Sports

St. Mike’s star guard commits to Kentucky

Kentucky rolled out the red carpet for Jennifer O’Neill this weekend.

The St. Michael Academy senior guard had her official visit to Lexington, attended Midnight Madness on Friday night and watched as the Kentucky football team pulled off its first victory against Auburn since 1966 on Saturday. At the end of the weekend, O’Neill decided to choose the Wildcats over Georgia and California, she told The Post on Sunday.

“She really liked her other visits,” said Apache Paschall, her coach at St. Mike’s and with the Exodus AAU program. “They must have swept her off her feet.”

The 5-foot-6 Bronx native, who led St.

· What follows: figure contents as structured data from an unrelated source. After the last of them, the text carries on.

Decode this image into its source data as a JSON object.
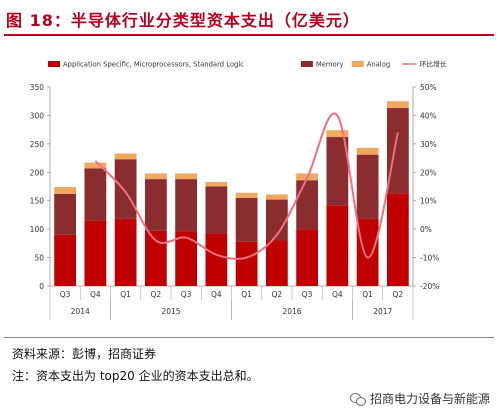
{
  "header": {
    "title": "图 18：半导体行业分类型资本支出（亿美元）"
  },
  "chart_data": {
    "type": "bar",
    "stacked": true,
    "categories": [
      "Q3",
      "Q4",
      "Q1",
      "Q2",
      "Q3",
      "Q4",
      "Q1",
      "Q2",
      "Q3",
      "Q4",
      "Q1",
      "Q2"
    ],
    "year_groups": [
      {
        "label": "2014",
        "start": 0,
        "end": 1
      },
      {
        "label": "2015",
        "start": 2,
        "end": 5
      },
      {
        "label": "2016",
        "start": 6,
        "end": 9
      },
      {
        "label": "2017",
        "start": 10,
        "end": 11
      }
    ],
    "series": [
      {
        "name": "Application Specific, Microprocessors, Standard Logic",
        "color": "#c00000",
        "values": [
          90,
          115,
          118,
          97,
          96,
          93,
          78,
          80,
          100,
          142,
          118,
          163
        ]
      },
      {
        "name": "Memory",
        "color": "#8b2c2e",
        "values": [
          72,
          92,
          105,
          91,
          92,
          82,
          77,
          72,
          86,
          120,
          113,
          150
        ]
      },
      {
        "name": "Analog",
        "color": "#f0a75e",
        "values": [
          12,
          10,
          10,
          10,
          10,
          8,
          9,
          9,
          12,
          12,
          12,
          12
        ]
      }
    ],
    "line": {
      "name": "环比增长",
      "color": "#f07080",
      "values": [
        null,
        24,
        13,
        -4,
        -3,
        -9,
        -10,
        -2,
        18,
        40,
        -10,
        34
      ]
    },
    "ylim": [
      0,
      350
    ],
    "yticks": [
      0,
      50,
      100,
      150,
      200,
      250,
      300,
      350
    ],
    "y2lim": [
      -20,
      50
    ],
    "y2ticks": [
      "-20%",
      "-10%",
      "0%",
      "10%",
      "20%",
      "30%",
      "40%",
      "50%"
    ],
    "y2tick_values": [
      -20,
      -10,
      0,
      10,
      20,
      30,
      40,
      50
    ],
    "legend_position": "top",
    "grid": false
  },
  "footer": {
    "source": "资料来源：彭博，招商证券",
    "note": "注：资本支出为 top20 企业的资本支出总和。",
    "watermark": "招商电力设备与新能源"
  }
}
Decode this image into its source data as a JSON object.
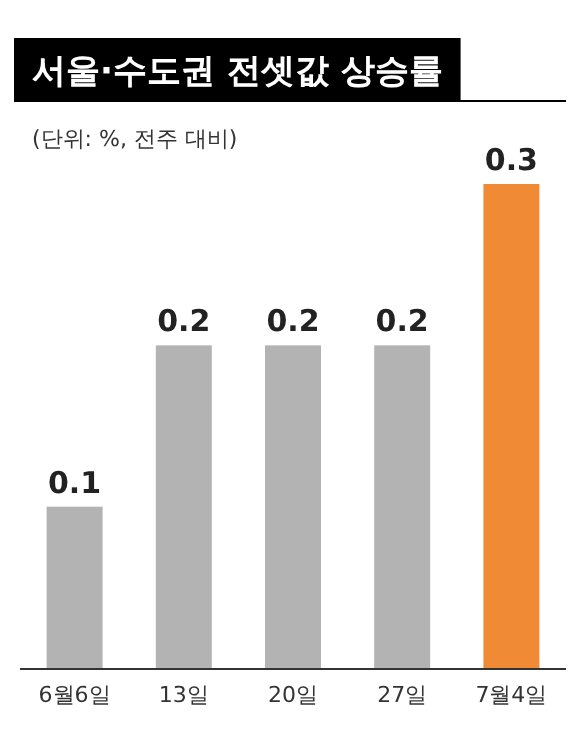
{
  "chart_data": {
    "type": "bar",
    "title": "서울·수도권 전셋값 상승률",
    "subtitle": "(단위: %, 전주 대비)",
    "categories": [
      "6월6일",
      "13일",
      "20일",
      "27일",
      "7월4일"
    ],
    "values": [
      0.1,
      0.2,
      0.2,
      0.2,
      0.3
    ],
    "colors": [
      "#b3b3b3",
      "#b3b3b3",
      "#b3b3b3",
      "#b3b3b3",
      "#f08a35"
    ],
    "data_labels": true
  }
}
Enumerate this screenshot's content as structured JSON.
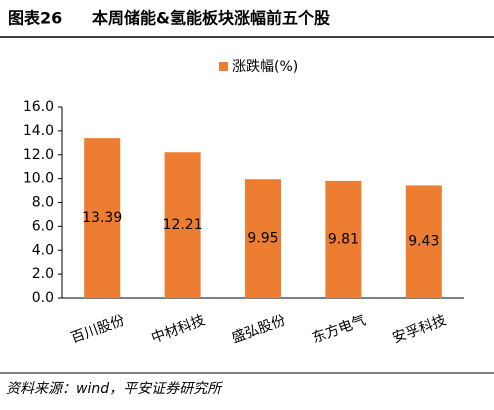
{
  "chart_data": {
    "type": "bar",
    "figure_label": "图表26",
    "title": "本周储能&氢能板块涨幅前五个股",
    "categories": [
      "百川股份",
      "中材科技",
      "盛弘股份",
      "东方电气",
      "安孚科技"
    ],
    "series": [
      {
        "name": "涨跌幅(%)",
        "color": "#ed7d31",
        "values": [
          13.39,
          12.21,
          9.95,
          9.81,
          9.43
        ]
      }
    ],
    "ylim": [
      0,
      16
    ],
    "yticks": [
      {
        "value": 0,
        "label": "0.0"
      },
      {
        "value": 2,
        "label": "2.0"
      },
      {
        "value": 4,
        "label": "4.0"
      },
      {
        "value": 6,
        "label": "6.0"
      },
      {
        "value": 8,
        "label": "8.0"
      },
      {
        "value": 10,
        "label": "10.0"
      },
      {
        "value": 12,
        "label": "12.0"
      },
      {
        "value": 14,
        "label": "14.0"
      },
      {
        "value": 16,
        "label": "16.0"
      }
    ],
    "grid": false,
    "legend": "top",
    "source": "资料来源：wind，平安证券研究所"
  }
}
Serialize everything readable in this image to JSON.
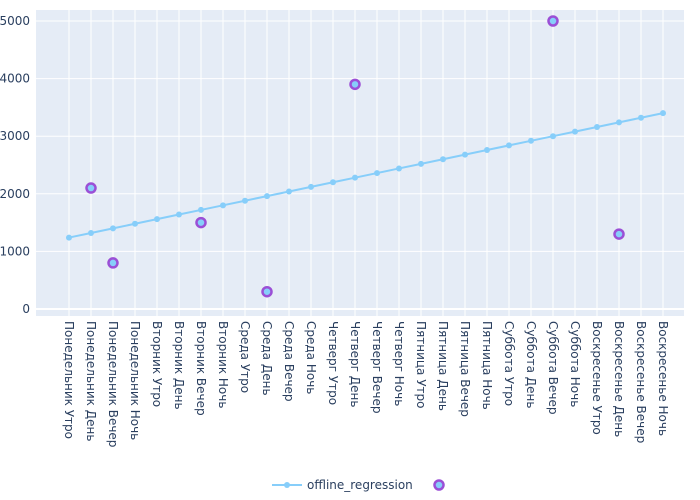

Mike’s to its first New York State Federation Class AA title last season, said she was impressed by the school and fan base’s devotion to hoops. Seeing new men’s basketball coach John Calipari hype up the crowd at Rupp Arena was exciting, O’Neill said.

“The arena is crazy – I mean crazy,” O’Neill said. “Between Kentucky and Louisville, it’s really a basketball state. They support it 100 percent.”

The football game was fun, too, she said, but there were other things on her mind Saturday night. She might have been in Lexington, but her heart was in The Bronx.

“They were going crazy over football,” O’Neill said. “I was looking for the Yankee game.”

O’Neill, who is ranked in the top 30 among seniors in the country by various media outlets, said the Kentucky coaching staff might give her the opportunity to start from Day One. She also really appreciated the love and loyalty she was shown by the coaches. Assistant coach Matt Insell was a regular at Exodus games all over the country and head coach Matthew Mitchell was a frequent spectator.

“Every time I looked up, they were there,” O’Neill said.

Paschall said hard work is what got O’Neill to where she is today. She’s spent the past two years living with renowned trainer Jerry Powell, a father figure to her, on Long Island. The coach added that he never would have guessed three years ago that she would be committing to an SEC school – the same conference as Tennessee and LSU – when she was a senior.

“Freshman year, she was a train wreck,” Paschall said. “There was no way anyone on this planet would have guessed she’d be as good as she is. It’s been an incredible journey, but a relatively short one.”

There was another thing O’Neill noticed about Kentucky, too. It’s a far cry from The Bronx. The city girl is going to need some time to adjust.

“Kentucky is real country,” O’Neill said. “It’s nothing like New York. It’s like all fields and horses.

“But basketball is basketball wherever you go.”